Vamos pegar um exemplo para ilustrar isso que acabei de dizer: a questão do posicionamento das pessoas em escadas ou esteiras rolantes. É bem evidente para qualquer pessoa que use o Metrô com alguma frequência que por aqui a regra (na verdade, a falta dela) é: fique parado ou ande na posição que quiser, independente de qualquer coisa. Mas quem já esteve na Europa, EUA ou qualquer outro lugar com um conjunto de regras de convívio (civilidade) um pouco mais avançadas que a nossa, observou que, por lá, na mesma situação, as pessoas só ficam paradas à direita, deixando a esquerda livre para quem está com mais pressa e quer andar ou subir a escada. Você não precisa ter ido à Europa para entender que isso é mais eficiente e melhor pra todos, basta você parar, observar, refletir um pouco e você perceberá isso.
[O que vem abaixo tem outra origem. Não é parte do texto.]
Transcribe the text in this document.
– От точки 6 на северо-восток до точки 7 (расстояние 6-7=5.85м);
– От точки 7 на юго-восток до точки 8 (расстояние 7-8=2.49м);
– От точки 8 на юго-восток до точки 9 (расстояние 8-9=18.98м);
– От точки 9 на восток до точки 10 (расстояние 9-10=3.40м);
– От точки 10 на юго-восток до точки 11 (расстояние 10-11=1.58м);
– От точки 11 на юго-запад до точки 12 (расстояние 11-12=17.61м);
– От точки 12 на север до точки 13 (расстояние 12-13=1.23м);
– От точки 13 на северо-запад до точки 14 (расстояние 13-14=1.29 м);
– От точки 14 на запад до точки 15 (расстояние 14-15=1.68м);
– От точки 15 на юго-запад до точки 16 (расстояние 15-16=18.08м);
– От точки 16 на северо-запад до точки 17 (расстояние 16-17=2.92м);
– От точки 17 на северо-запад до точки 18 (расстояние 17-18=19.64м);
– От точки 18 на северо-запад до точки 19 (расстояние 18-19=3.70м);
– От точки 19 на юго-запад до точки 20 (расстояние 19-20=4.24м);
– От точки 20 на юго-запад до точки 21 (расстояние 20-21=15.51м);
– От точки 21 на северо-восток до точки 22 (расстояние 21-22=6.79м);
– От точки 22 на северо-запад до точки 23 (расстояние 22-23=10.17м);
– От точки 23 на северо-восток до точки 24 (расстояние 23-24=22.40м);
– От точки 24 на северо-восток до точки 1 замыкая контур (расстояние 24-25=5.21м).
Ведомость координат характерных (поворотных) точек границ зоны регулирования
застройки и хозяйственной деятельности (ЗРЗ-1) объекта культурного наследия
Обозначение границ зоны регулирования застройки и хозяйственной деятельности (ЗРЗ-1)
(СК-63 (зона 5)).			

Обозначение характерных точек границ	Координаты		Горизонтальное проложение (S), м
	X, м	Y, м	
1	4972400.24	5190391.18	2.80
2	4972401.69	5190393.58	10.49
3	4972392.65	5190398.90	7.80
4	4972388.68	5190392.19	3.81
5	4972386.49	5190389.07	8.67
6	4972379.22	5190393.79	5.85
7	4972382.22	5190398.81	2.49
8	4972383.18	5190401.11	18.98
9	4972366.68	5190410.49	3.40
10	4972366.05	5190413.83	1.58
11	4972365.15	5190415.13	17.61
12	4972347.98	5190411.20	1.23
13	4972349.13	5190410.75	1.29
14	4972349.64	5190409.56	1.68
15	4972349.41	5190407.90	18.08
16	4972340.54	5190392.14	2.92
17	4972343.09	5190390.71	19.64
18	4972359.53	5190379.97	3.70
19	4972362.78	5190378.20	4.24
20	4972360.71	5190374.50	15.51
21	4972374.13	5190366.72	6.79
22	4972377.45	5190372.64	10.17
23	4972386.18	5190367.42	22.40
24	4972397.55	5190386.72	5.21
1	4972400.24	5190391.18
Mas indo lá e vendo funcionando é como um choque de realidade que encurta bastante o caminho da reflexão necessária. Essa reflexão, é o pulo do gato, é o que falta no inconsciente coletivo em um local onde as pessoas simplesmente não conseguem (ou não querem? falarei sobre isso adiante) entender algo tão simples de fazer, que melhora a vida de todos em um determinado contexto.

O que nos faz fundamentalmente diferentes dos cidadãos que fazem o correto (no exemplo acima) sem sequer pensar a respeito? Somos mais burros e não entendemos? Somos mais idiotas e egoístas e não fazemos de propósito? Bastante simplista pensar dessa forma, simplesmente associar a coisa toda ao “nosso jeito” – “povo ignorante, sem educação, não tem jeito mesmo”, perdi a conta de quantas vezes ouvi isso. E sabemos bem que a coisa toda não tem como ser reduzida simplesmente à nossa educação, tanto a formal (escola) quanto a dada pelos pais, pois vemos o comportamento indevido mesmo entre as classes mais altas e teoricamente mais bem educadas da população. Tem que ser algo a mais. O que, então?

Para não ficar parecendo que estou aqui apenas babando ovo de europeu, como se fossem o último biscoito do pacote em termos de educação e civilidade, não é nada disso. Mas é a melhor referência que temos, pelo menos para mim, das viagens que fiz até esse momento – e que não foram poucas. Em primeiro lugar, seria extremamente leviano e até idiota falar da Europa como uma unidade onde as pessoas e culturas são basicamente as mesmas (ou mesmo similares) quando o assunto é civilidade. Nada poderia estar mais longe da realidade. Mas a título de argumentação, falamos em Europa como uma abstração para os países mais “famosos” da Europa Ocidental (França, Inglaterra, Alemanha, Holanda, etc). Em segundo lugar, pois certamente há aspectos do comportamento deles que não são lá muito agradáveis, como por exemplo a arrogância dos franceses com turistas (e não adianta me dizerem que isso é papo, pois experimentei mais de uma vez na minha última viagem para lá – é bem real!). E em último lugar, mas não menos importante, por que é muito complicado comparar a civilidade de um lugar com outro em termos práticos e eleger qual é a “melhor”. Que peso teria, por exemplo, a xenofobia, nesse cálculo? A xenofobia deveria entrar no cálculo? Ao meu ver, não necessariamente, pois é um fenômeno social distinto e igualmente amplo, mas ela possui alguns aspectos que impactam diretamente o comportamento das pessoas em convívio.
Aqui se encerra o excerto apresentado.